Miriam Jones

Official website of singer-songwriter Miriam Jones







songwriting thoughts a) acoustics, sentiments & syllables

Spent today mostly writing a song with the word ‘surreptitious’ in it. The ‘surreptitious’ part wasn’t on purpose of course, just one of those delightful word-surprises that occasionally flies off the tongue – something to do with the combination of sentiment and syllables. I do love it. After a nice long walk this morning and a slow couple of hours with my guitar, I stopped for lunch, and while I was partaking I was playing the song back in my head, only I was accompanied by a pounding piano rather than a guitar; so I switched to the upright in our dining room for the afternoon, and Bob’s your uncle (actually, my father), the song came together.
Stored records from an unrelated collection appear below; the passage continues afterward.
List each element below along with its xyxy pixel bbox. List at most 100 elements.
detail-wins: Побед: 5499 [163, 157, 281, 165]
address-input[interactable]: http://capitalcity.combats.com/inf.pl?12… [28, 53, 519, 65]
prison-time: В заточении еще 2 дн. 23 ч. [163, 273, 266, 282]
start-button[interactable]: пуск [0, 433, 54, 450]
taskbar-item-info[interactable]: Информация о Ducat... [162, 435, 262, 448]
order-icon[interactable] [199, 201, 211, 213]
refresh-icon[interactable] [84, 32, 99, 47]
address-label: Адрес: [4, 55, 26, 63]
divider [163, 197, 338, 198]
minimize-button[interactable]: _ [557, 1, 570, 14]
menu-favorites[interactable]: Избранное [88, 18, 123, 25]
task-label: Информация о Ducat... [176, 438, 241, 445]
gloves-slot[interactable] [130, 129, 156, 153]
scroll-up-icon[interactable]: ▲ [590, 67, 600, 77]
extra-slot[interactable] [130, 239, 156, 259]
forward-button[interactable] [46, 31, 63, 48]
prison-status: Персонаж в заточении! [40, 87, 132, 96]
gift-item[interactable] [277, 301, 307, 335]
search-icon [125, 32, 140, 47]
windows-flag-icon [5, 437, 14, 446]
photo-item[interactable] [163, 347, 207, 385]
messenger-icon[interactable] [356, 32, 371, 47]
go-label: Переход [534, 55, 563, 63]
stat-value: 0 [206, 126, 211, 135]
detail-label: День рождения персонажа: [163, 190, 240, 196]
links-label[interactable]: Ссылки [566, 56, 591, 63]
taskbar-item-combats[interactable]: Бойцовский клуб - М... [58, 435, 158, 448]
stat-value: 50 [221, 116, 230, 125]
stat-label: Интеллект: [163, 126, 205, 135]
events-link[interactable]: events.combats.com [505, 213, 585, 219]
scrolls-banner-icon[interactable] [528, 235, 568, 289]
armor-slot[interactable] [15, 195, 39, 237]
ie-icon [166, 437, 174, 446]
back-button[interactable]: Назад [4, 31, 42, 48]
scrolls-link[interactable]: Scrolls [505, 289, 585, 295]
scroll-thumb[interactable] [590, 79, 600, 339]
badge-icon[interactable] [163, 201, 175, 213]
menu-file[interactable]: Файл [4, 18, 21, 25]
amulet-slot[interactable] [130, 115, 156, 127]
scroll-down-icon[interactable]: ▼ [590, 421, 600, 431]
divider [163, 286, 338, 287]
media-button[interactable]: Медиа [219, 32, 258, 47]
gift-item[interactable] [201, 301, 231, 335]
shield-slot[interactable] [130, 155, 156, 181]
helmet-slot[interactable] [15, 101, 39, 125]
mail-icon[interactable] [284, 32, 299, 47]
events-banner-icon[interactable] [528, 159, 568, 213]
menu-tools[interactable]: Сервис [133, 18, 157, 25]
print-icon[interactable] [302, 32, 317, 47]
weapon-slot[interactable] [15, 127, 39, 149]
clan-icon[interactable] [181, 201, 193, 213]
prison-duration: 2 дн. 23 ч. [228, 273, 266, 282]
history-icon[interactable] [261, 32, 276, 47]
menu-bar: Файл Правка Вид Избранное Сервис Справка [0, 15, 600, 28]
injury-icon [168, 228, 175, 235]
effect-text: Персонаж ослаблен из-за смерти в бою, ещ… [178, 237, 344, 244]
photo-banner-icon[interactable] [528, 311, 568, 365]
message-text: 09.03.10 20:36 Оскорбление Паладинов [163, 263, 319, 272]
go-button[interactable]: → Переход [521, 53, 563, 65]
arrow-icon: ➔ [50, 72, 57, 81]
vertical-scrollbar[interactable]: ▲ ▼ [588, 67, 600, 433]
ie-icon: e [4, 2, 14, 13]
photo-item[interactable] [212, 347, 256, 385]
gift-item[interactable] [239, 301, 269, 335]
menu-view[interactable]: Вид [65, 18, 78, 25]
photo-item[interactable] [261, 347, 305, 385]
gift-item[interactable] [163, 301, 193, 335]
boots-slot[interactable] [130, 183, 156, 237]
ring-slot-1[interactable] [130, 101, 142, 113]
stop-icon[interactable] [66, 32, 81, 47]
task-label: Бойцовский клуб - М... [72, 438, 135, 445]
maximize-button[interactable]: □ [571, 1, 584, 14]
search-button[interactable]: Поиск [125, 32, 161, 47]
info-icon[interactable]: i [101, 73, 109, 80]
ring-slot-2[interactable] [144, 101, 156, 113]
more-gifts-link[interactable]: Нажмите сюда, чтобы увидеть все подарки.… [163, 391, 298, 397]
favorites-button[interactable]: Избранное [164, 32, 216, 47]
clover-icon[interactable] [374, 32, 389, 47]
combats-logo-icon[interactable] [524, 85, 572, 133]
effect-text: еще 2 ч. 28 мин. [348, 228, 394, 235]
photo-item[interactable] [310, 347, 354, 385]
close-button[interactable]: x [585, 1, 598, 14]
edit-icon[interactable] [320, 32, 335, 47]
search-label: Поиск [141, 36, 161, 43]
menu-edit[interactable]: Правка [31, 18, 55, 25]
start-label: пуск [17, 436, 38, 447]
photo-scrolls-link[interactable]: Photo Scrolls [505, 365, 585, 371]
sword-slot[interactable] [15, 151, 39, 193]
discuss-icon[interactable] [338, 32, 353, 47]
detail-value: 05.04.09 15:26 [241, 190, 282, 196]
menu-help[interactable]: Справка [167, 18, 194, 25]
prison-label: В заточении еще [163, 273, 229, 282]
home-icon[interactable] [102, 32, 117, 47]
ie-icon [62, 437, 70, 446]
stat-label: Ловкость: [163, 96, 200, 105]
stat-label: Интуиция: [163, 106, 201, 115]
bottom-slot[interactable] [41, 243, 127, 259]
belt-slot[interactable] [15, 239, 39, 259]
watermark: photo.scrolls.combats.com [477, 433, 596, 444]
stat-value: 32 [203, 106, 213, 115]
One of my favorite things about songwriting is experiencing the inter-play between music, ideas and lyrics and how dependent they are on one anothers’ development, at least from my songwriting process point of view. I knew when I began the song a couple of weeks ago where it was coming from emotionally, but after the initial step forward, I got stuck, and it wasn’t until I moved to the piano that I was able to feel the rest of what needed to be felt in order to access the appropriate words and overall direction in fact. The darker side of the story I was trying to express was pushed forward to my attention, through an uncanny combination of an almost ‘accidental’ lyric, and sudden move of melody, which gave the song the added gravity that was there all along but which had been eluding me for days. A bit strange perhaps, but true, and actually, rather beautiful.

I guess there’s a vote for experimenting more with sounds – I don’t have any funky instruments at the moment but perhaps there are other more subtle ways of getting acoustically creative that can help draw out feelings I wasn’t particularly aware that I had, or words, such as ‘surreptitious’, which I wouldn’t have expected to feel so at home in a song.